Metformin use in pregnancy

By Rachel Liddle, 14 May 2008

Metformin treatment of gestational diabetes may increase options.

Metformin can be used to treat gestational diabetes, claim researchers in New Zealand.

Findings from a study of 751 women showed that metformin was not associated with increased perinatal complications compared with insulin.

The women were randomly assigned to insulin or metformin (with or without insulin) at 20-30 weeks gestation.

Follow-up showed that the risk of complications, including neonatal hypoglycaemia and premature birth, was similar in both groups at around 32 per cent.

Additionally, 76.6 per cent of women in the metformin group said they would choose the treatment again, compared with just 27.2 per cent given insulin.

It could signal a shift in treatment options for these women.
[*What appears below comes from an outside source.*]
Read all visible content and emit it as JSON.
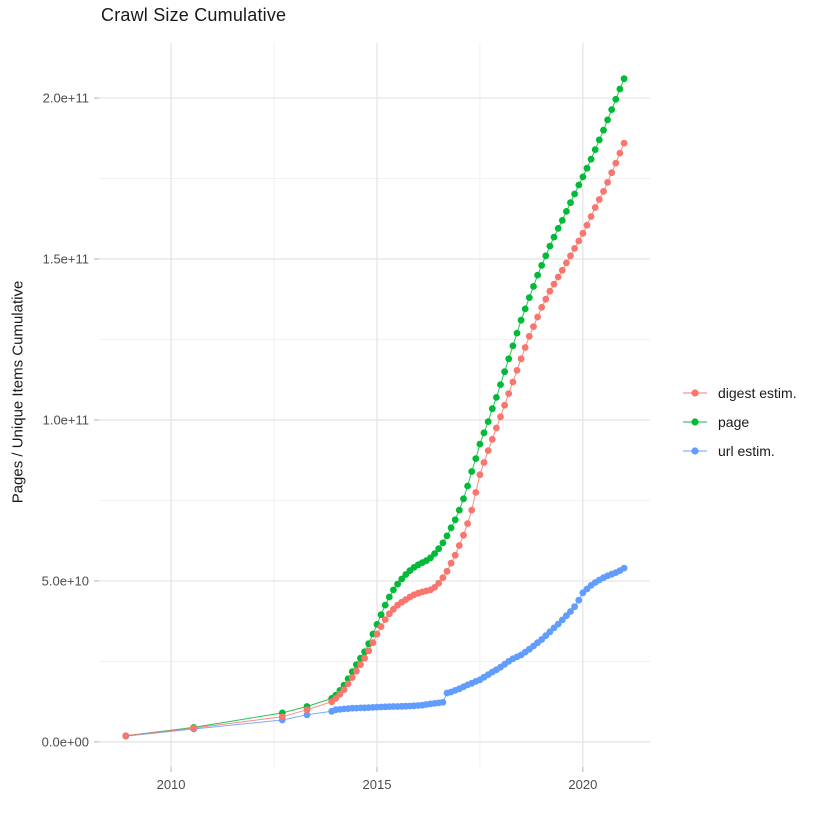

Because metformin is not licensed for use during pregnancy in the UK, insulin or lifestyle measures are the typical modes of treatment.

NICE guidelines skirt the topic, recommending metformin use prior to conception to achieve optimal glycaemic control, but calling for documented informed consent in pregnancy.
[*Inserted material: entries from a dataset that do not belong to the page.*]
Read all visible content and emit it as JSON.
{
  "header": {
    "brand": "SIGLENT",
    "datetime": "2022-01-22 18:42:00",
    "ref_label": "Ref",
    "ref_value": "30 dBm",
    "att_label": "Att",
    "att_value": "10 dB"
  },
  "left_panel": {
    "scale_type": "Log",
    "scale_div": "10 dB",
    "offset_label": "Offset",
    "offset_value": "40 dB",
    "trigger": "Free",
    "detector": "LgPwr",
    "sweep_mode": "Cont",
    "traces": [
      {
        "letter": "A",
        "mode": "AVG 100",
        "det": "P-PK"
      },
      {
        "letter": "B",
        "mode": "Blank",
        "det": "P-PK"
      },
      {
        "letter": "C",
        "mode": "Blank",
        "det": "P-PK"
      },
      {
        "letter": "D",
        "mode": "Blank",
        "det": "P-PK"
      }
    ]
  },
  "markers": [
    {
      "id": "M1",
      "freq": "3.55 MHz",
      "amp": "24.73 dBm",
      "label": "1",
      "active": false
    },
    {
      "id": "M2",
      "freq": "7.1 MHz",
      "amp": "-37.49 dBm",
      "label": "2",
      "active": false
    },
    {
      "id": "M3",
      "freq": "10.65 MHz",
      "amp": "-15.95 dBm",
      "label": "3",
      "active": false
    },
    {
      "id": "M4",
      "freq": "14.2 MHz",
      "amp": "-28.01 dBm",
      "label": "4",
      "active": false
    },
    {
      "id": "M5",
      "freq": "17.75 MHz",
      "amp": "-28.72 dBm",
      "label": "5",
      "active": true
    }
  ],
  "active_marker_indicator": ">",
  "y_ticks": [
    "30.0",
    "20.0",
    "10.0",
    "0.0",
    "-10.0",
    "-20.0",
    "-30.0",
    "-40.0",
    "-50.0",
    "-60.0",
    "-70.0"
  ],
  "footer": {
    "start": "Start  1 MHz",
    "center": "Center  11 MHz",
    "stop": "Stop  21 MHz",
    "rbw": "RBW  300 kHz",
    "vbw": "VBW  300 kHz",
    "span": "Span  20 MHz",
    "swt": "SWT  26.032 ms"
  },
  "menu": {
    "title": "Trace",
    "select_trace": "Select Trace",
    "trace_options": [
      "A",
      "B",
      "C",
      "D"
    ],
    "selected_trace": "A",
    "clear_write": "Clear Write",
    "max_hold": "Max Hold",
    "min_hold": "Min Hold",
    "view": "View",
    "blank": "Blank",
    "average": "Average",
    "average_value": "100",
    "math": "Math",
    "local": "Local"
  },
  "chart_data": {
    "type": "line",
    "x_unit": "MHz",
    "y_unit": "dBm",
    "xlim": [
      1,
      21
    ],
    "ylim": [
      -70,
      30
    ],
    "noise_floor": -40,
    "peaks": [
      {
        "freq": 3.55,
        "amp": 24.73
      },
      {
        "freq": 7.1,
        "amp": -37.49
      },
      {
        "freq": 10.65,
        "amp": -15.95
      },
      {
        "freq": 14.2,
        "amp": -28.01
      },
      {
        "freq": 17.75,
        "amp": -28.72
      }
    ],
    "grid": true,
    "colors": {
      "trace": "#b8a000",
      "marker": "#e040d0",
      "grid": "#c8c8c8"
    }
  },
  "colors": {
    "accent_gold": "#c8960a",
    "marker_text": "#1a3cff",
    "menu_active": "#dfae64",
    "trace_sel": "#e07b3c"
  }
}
Dr Roger Gadsby, a member of the Primary Care Diabetes Society and Warwickshire GP, said: 'The trial suggests metformin has a place. You don't have an injection or have the risk of hypos.'

Findings come as diabetes experts from across the world plan to meet to discuss if there is a need to overhaul current glycaemic diagnostic levels for gestational diabetes.

They are expected to meet this summer to discuss outcomes of the international Hyperglycaemia and Adverse Outcomes trial.
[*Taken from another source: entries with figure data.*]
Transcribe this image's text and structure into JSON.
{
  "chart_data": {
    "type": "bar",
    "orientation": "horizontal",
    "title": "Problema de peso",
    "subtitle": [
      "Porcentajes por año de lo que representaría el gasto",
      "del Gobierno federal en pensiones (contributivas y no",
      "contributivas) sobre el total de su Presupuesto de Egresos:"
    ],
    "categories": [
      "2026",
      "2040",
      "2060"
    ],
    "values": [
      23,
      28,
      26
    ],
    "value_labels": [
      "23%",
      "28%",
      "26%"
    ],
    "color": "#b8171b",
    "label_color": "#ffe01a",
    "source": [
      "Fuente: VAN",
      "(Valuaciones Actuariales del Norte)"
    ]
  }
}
This showed that any level of hyperglycaemia is associated with pregnancy risks, even if below levels used to diagnose gestational diabetes.

The study of 23,316 pregnant women showed that for every 6.9mg/dl increase in fasting blood glucose, the odds of having a baby weighing more than the 90th percentile was 38 per cent higher.

Similarly, the odds of cord-blood serum C-peptide levels being above the 90th percentile were raised by 55 per cent.

The risk of needing a caesarean was 11 per cent higher, and of neonatal hypoglycaemia was 8 per cent. Dr Gadsby said: 'We need to take gestational diabetes seriously.'

rachel.liddle@haymarket.com

N Engl J Med 2008; 358: 1,991-2,002; 2,003-15

Blood Glucose Levels

  • For every 6.9mg/dl rise in pregnancy.
  • 38 per cent higher risk of large baby.
  • 55 per cent raised risk of high cord-blood serum C-peptide levels.
  • 11 per cent greater risk of caesarean.
  • 8 per cent increased risk of neonatal hypoglycaemia.